The slide featured explicit scenes of what can only be described as Hell. The Devil was seated among ghouls and skeletons in merriment. Women with bared breasts danced about and caressed one another. They played musical instruments at the pleasure of Satan and his demons. Barbara quickly looked through the various slides that were labeled “Les Diableries”. She was utterly engrossed, barely noticing when Stella changed the music to something from a stack of modern records she’d brought from home. One slide showed an audience of skeletons viewing a jester performing on stage with a woman in a plague doctor’s mask; another showed the skeletons with eyes, angry and red, as they played hands of poker and drank heavily. The slides seemed to become more sinister as she flipped through them, totally losing touch with her surroundings, missing the ongoing conversation between Patti and Stella. On another slide, the bare breasted women were shown in the throes of passion, sharing a bed with Satan himself. A few of the women appeared to be making love with the skeletons and demons in the photograph. The next was the da
rkest of all, Satan’s army of demons and skeletons thrusting sharp swords and knives into the chests of the half-naked women, anguish in their eyes, blood pouring from their fresh, gaping wounds.
“Barb, hello? Anyone in there?” Stella flicked Barbara’s ear.
“Oh, sorry, these are just so strange!” Barbara looked up from the visor.
“Of course they are, they’re from France,” Patti teased, “Now, try on your costume, we have to make sure it fits.”
Barbara reluctantly sat the Stereoscope down, but left it out of the box, intending to return to it after trying her bodysuit for a fit. The costume was a little tight in the waist, the sleeves just an inch too short, but it would serve the purpose, and she’d only be wearing it for a night.
Stella had picked up the Stereoscope and began looking through them, giggling.
“What are you giggling about?” Barbara asked.
“The way these women are running around, naked and fondling one another—it’s just so over the top!” Stella laughed.
“You’re just saying that because you’ve never been to a college party,” Patti teased, implying they were headed into the arms of the Devil himself that Halloween.
“You don’t think it’s an accurate portrayal of the Devil’s fetishes?” Barbara asked, curious.
“Oh no,” Stella said, “The body wants what it wants.
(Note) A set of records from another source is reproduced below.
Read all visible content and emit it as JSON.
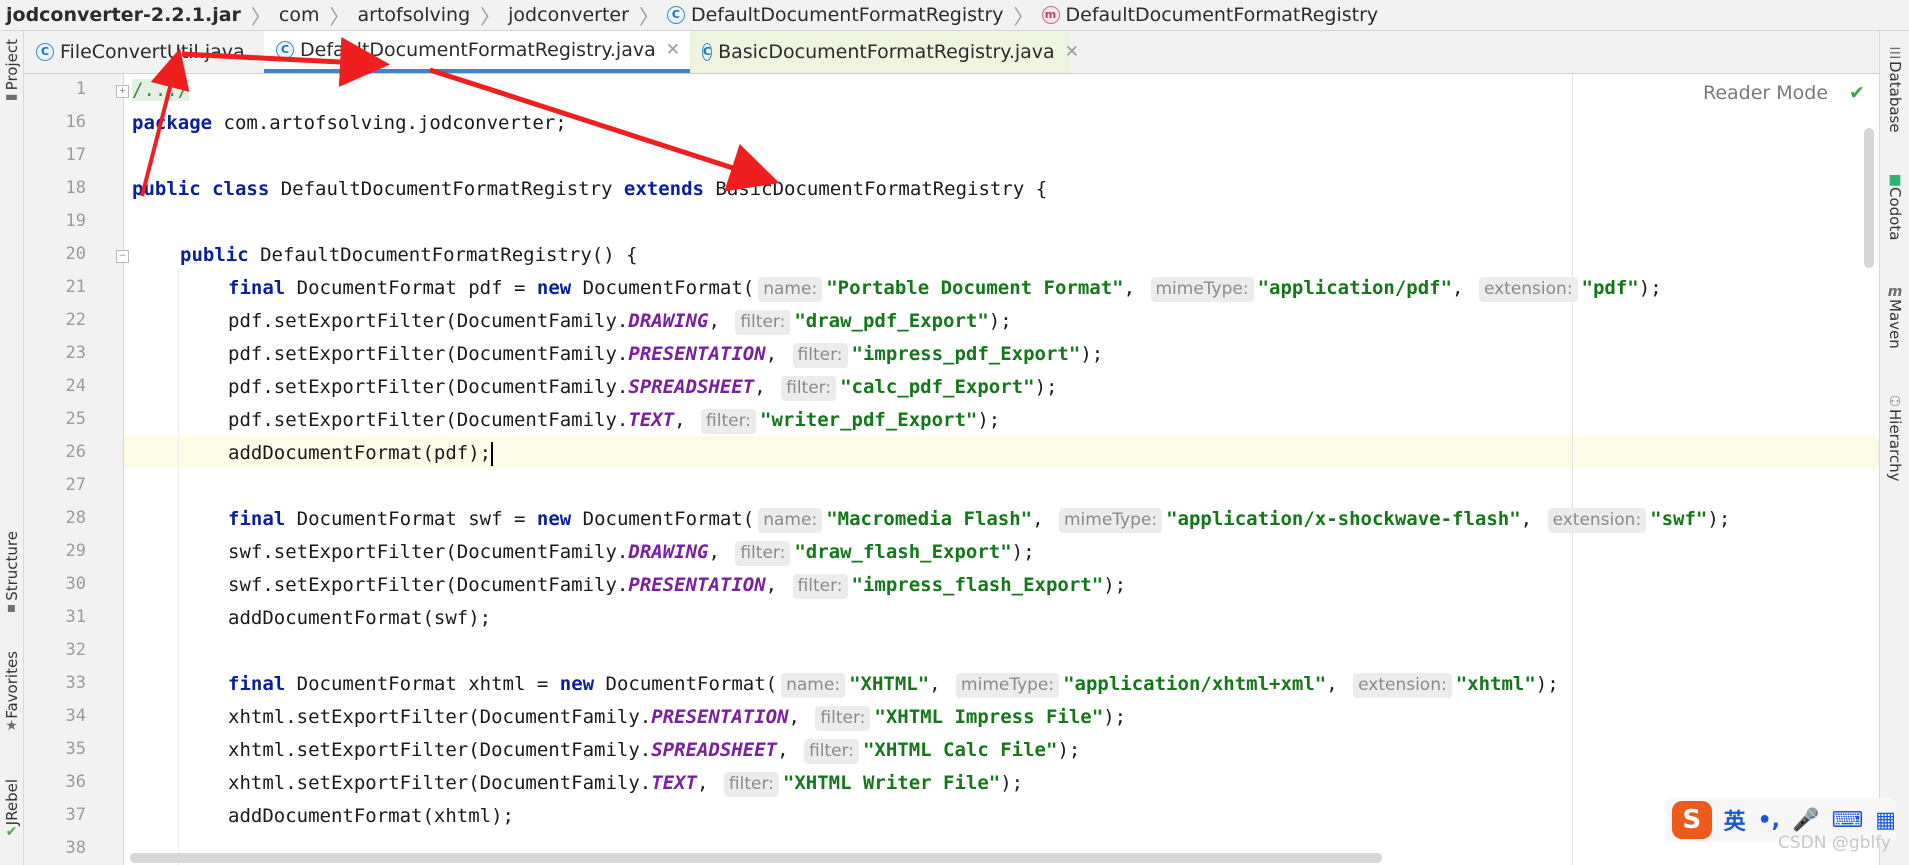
{
  "breadcrumb": {
    "jar": "jodconverter-2.2.1.jar",
    "p1": "com",
    "p2": "artofsolving",
    "p3": "jodconverter",
    "cls": "DefaultDocumentFormatRegistry",
    "method": "DefaultDocumentFormatRegistry"
  },
  "tabs": [
    {
      "label": "FileConvertUtil.java",
      "icon": "class-icon"
    },
    {
      "label": "DefaultDocumentFormatRegistry.java",
      "icon": "class-icon"
    },
    {
      "label": "BasicDocumentFormatRegistry.java",
      "icon": "class-icon"
    }
  ],
  "left_tools": {
    "project": "Project",
    "structure": "Structure",
    "favorites": "Favorites",
    "jrebel": "JRebel"
  },
  "right_tools": {
    "database": "Database",
    "codota": "Codota",
    "maven": "Maven",
    "hierarchy": "Hierarchy"
  },
  "editor": {
    "reader_mode": "Reader Mode",
    "line_numbers": [
      "1",
      "16",
      "17",
      "18",
      "19",
      "20",
      "21",
      "22",
      "23",
      "24",
      "25",
      "26",
      "27",
      "28",
      "29",
      "30",
      "31",
      "32",
      "33",
      "34",
      "35",
      "36",
      "37",
      "38"
    ],
    "l1_fold": "/.../",
    "l16_kw": "package",
    "l16_rest": " com.artofsolving.jodconverter;",
    "l18_kw1": "public class",
    "l18_mid": " DefaultDocumentFormatRegistry ",
    "l18_kw2": "extends",
    "l18_end": " BasicDocumentFormatRegistry {",
    "l20_kw": "public",
    "l20_rest": " DefaultDocumentFormatRegistry() {",
    "kw_final": "final",
    "kw_new": "new",
    "hint_name": "name:",
    "hint_mime": "mimeType:",
    "hint_ext": "extension:",
    "hint_filter": "filter:",
    "l21_a": " DocumentFormat pdf = ",
    "l21_b": " DocumentFormat(",
    "l21_name": "\"Portable Document Format\"",
    "l21_mime": "\"application/pdf\"",
    "l21_ext": "\"pdf\"",
    "l22_a": "pdf.setExportFilter(DocumentFamily.",
    "l22_c": "DRAWING",
    "l22_s": "\"draw_pdf_Export\"",
    "l23_a": "pdf.setExportFilter(DocumentFamily.",
    "l23_c": "PRESENTATION",
    "l23_s": "\"impress_pdf_Export\"",
    "l24_a": "pdf.setExportFilter(DocumentFamily.",
    "l24_c": "SPREADSHEET",
    "l24_s": "\"calc_pdf_Export\"",
    "l25_a": "pdf.setExportFilter(DocumentFamily.",
    "l25_c": "TEXT",
    "l25_s": "\"writer_pdf_Export\"",
    "l26": "addDocumentFormat(pdf);",
    "l28_a": " DocumentFormat swf = ",
    "l28_b": " DocumentFormat(",
    "l28_name": "\"Macromedia Flash\"",
    "l28_mime": "\"application/x-shockwave-flash\"",
    "l28_ext": "\"swf\"",
    "l29_a": "swf.setExportFilter(DocumentFamily.",
    "l29_c": "DRAWING",
    "l29_s": "\"draw_flash_Export\"",
    "l30_a": "swf.setExportFilter(DocumentFamily.",
    "l30_c": "PRESENTATION",
    "l30_s": "\"impress_flash_Export\"",
    "l31": "addDocumentFormat(swf);",
    "l33_a": " DocumentFormat xhtml = ",
    "l33_b": " DocumentFormat(",
    "l33_name": "\"XHTML\"",
    "l33_mime": "\"application/xhtml+xml\"",
    "l33_ext": "\"xhtml\"",
    "l34_a": "xhtml.setExportFilter(DocumentFamily.",
    "l34_c": "PRESENTATION",
    "l34_s": "\"XHTML Impress File\"",
    "l35_a": "xhtml.setExportFilter(DocumentFamily.",
    "l35_c": "SPREADSHEET",
    "l35_s": "\"XHTML Calc File\"",
    "l36_a": "xhtml.setExportFilter(DocumentFamily.",
    "l36_c": "TEXT",
    "l36_s": "\"XHTML Writer File\"",
    "l37": "addDocumentFormat(xhtml);"
  },
  "ime": {
    "lang": "英",
    "punct": "•,",
    "mic": "🎤",
    "kbd": "⌨",
    "grid": "▦"
  },
  "watermark": "CSDN @gblfy",
  "colors": {
    "accent": "#4083c9",
    "keyword": "#0a1f9c",
    "string": "#14781a",
    "constant": "#7a1fa0",
    "annotation_arrow": "#f01e1e"
  }
}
I just mean they’ve made the women look like giggling lunatics! No wonder they stab them all at the end.”
“Patricia!” Mrs. O’Connor called from downstairs, straining to yell over the music, as though she’d said it a few times before it was heard. Stella quickly pulled the needle from the record playing on the old phonograph.
“Yes, Mother?” Patti called back, sweetly, giving her no reason to climb the stairs and discover the bottle of gin and the revealing costumes on the three girls.
“Are you bringing the Halloween boxes down?” the motherly voice called back.